Re: [PATCH] perf/core: Optimize event reschedule for a PMU
From: Namhyung Kim
Date: Tue Aug 06 2024 - 02:26:13 EST
Hi Mingwei,
On Mon, Aug 5, 2024 at 9:57 AM Mingwei Zhang <mizhang@xxxxxxxxxx> wrote:
>
> On Tue, Jul 30, 2024 at 12:19 PM Namhyung Kim <namhyung@xxxxxxxxxx> wrote:
> >
> > Current ctx_resched() reschedules every events in all PMUs in the
> > context even if it only needs to do it for a single event. This is the
> > case when it opens a new event or enables an existing one. What we
> > want is to reschedule events in the PMU only. Also perf_pmu_resched()
> > currently calls ctx_resched() without PMU information.
> >
> > Let's add __perf_pmu_resched() to do the work for the given PMU only.
> > The context time should be updated by ctx_sched_{out,in}(EVENT_TIME)

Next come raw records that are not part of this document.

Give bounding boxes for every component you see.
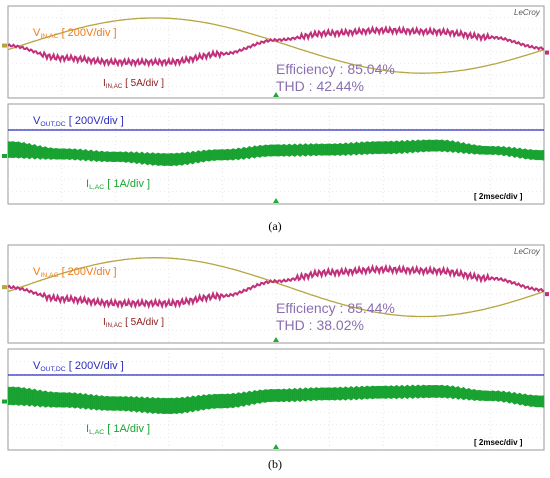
channel-marker-icon	[2, 285, 7, 290]
time-scale-label: [ 2msec/div ]	[474, 438, 523, 447]
il-label: IL,AC [ 1A/div ]	[86, 423, 150, 436]
trigger-marker-icon	[273, 198, 279, 203]
thd-readout: THD : 42.44%	[276, 78, 364, 94]
series-vin-ac	[7, 17, 545, 74]
channel-marker-icon	[545, 292, 549, 297]
iin-label: IIN,AC [ 5A/div ]	[103, 78, 164, 90]
trigger-marker-icon	[273, 337, 279, 342]
brand-logo: LeCroy	[514, 8, 541, 17]
channel-marker-icon	[2, 154, 7, 158]
iin-label: IIN,AC [ 5A/div ]	[103, 317, 164, 329]
series-iin-ac	[7, 263, 545, 310]
channel-marker-icon	[545, 50, 549, 55]
vin-label: VIN,AC [ 200V/div ]	[33, 27, 117, 40]
efficiency-readout: Efficiency : 85.04%	[276, 61, 395, 77]
time-scale-label: [ 2msec/div ]	[474, 192, 523, 201]
vout-label: VOUT,DC [ 200V/div ]	[33, 360, 124, 373]
vout-label: VOUT,DC [ 200V/div ]	[33, 115, 124, 128]
vin-label: VIN,AC [ 200V/div ]	[33, 266, 117, 279]
series-iin-ac	[7, 24, 545, 68]
brand-logo: LeCroy	[514, 247, 541, 256]
channel-marker-icon	[2, 43, 7, 48]
thd-readout: THD : 38.02%	[276, 317, 364, 333]
trigger-marker-icon	[273, 92, 279, 97]
channel-marker-icon	[2, 399, 7, 404]
caption-a: (a)	[268, 219, 282, 233]
series-vin-ac	[7, 257, 545, 318]
trigger-marker-icon	[273, 444, 279, 449]
caption-b: (b)	[268, 457, 282, 471]
efficiency-readout: Efficiency : 85.44%	[276, 300, 395, 316]
il-label: IL,AC [ 1A/div ]	[86, 178, 150, 191]
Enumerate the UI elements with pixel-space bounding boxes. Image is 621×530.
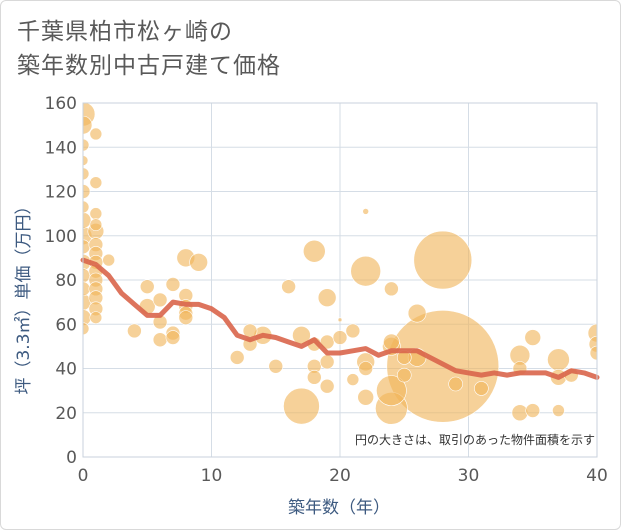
bubble-point (474, 381, 489, 396)
bubble-point (89, 176, 103, 189)
bubble-point (89, 127, 103, 141)
grid-lines (82, 102, 598, 458)
bubble-point (413, 230, 473, 290)
y-tick-label: 120 (45, 183, 77, 203)
bubble-point (358, 361, 374, 376)
bubble-point (524, 329, 542, 346)
bubble-point (448, 376, 463, 392)
bubble-point (319, 378, 335, 394)
bubble-point (319, 334, 335, 350)
y-tick-label: 160 (45, 94, 77, 114)
x-tick-label: 30 (458, 466, 480, 486)
bubble-point (83, 155, 89, 166)
y-tick-label: 60 (55, 315, 77, 335)
bubble-point (83, 167, 90, 181)
chart-title-line-1: 千葉県柏市松ヶ崎の (17, 19, 233, 45)
bubble-point (89, 311, 103, 324)
bubble-point (383, 333, 400, 351)
bubble-point (83, 268, 91, 283)
bubble-point (189, 252, 208, 272)
bubble-point (89, 207, 103, 220)
bubble-point (102, 253, 115, 267)
bubble-point (357, 388, 375, 406)
y-axis-label: 坪（3.3㎡）単価（万円） (14, 197, 34, 394)
bubble-point (337, 317, 343, 323)
bubble-point (281, 279, 296, 294)
bubble-point (319, 354, 335, 370)
y-tick-label: 20 (55, 404, 77, 424)
chart-title-line-2: 築年数別中古戸建て価格 (17, 53, 281, 79)
bubble-point (283, 387, 320, 425)
bubble-point (306, 370, 322, 385)
bubble-point (525, 403, 541, 418)
x-tick-label: 10 (201, 466, 223, 486)
bubble-point (332, 330, 348, 345)
bubble-point (552, 404, 565, 417)
bubble-series (83, 103, 597, 425)
bubble-point (346, 373, 360, 386)
bubble-point (362, 208, 370, 215)
x-tick-label: 20 (329, 466, 351, 486)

> > outside from it. And change the __pmu_ctx_sched_in() to be symmetrical
> > to the _sched_out() for its arguments so that it can be called easily
> > in the __perf_pmu_resched().
> >
> > Note that __perf_install_in_context() should call ctx_resched() for the
> > very first event in the context in order to set ctx->is_active. Later
> > events can be handled by __perf_pmu_resched().
> >
> > Care should be taken when it installs a task event for a PMU and
> > there's no CPU event for the PMU. __perf_pmu_resched() will ask the
> > CPU PMU context to schedule any events in it according to the group
> > info. But as the PMU context was not activated, it didn't set the
> > event context pointer. So I added new NULL checks in the
> > __pmu_ctx_sched_{in,out}.
> >
> > With this change I can get 4x speed up (but actually it's proportional
> > to the number of uncore PMU events) on a 2-socket Intel EMR machine in
> > opening and closing a perf event for the core PMU in a loop while there
> > are a bunch of uncore PMU events active on the CPU. The test code
> > (stress-pmu) follows below.
> >
> > Before)
> > # ./stress-pmu
> > delta: 0.087068 sec (870 usec/op)
>
> Hi Namhyung,
>
> I wonder how I could test the performance boost on the virtualized
> environment. So, I assume this will have a better performance by
> reducing the number of wrmsrs to event selectors and counters?
Right.
>
> I wonder if I need to run multiple instances of stress-pmu to increase
> the number of PMU context switches?
Yep, I think it'd work. Basically anything that opens more events in
different PMUs. But make sure the vcpu thread is running on the
affected CPU (60 in my test).
Thanks,
Namhyung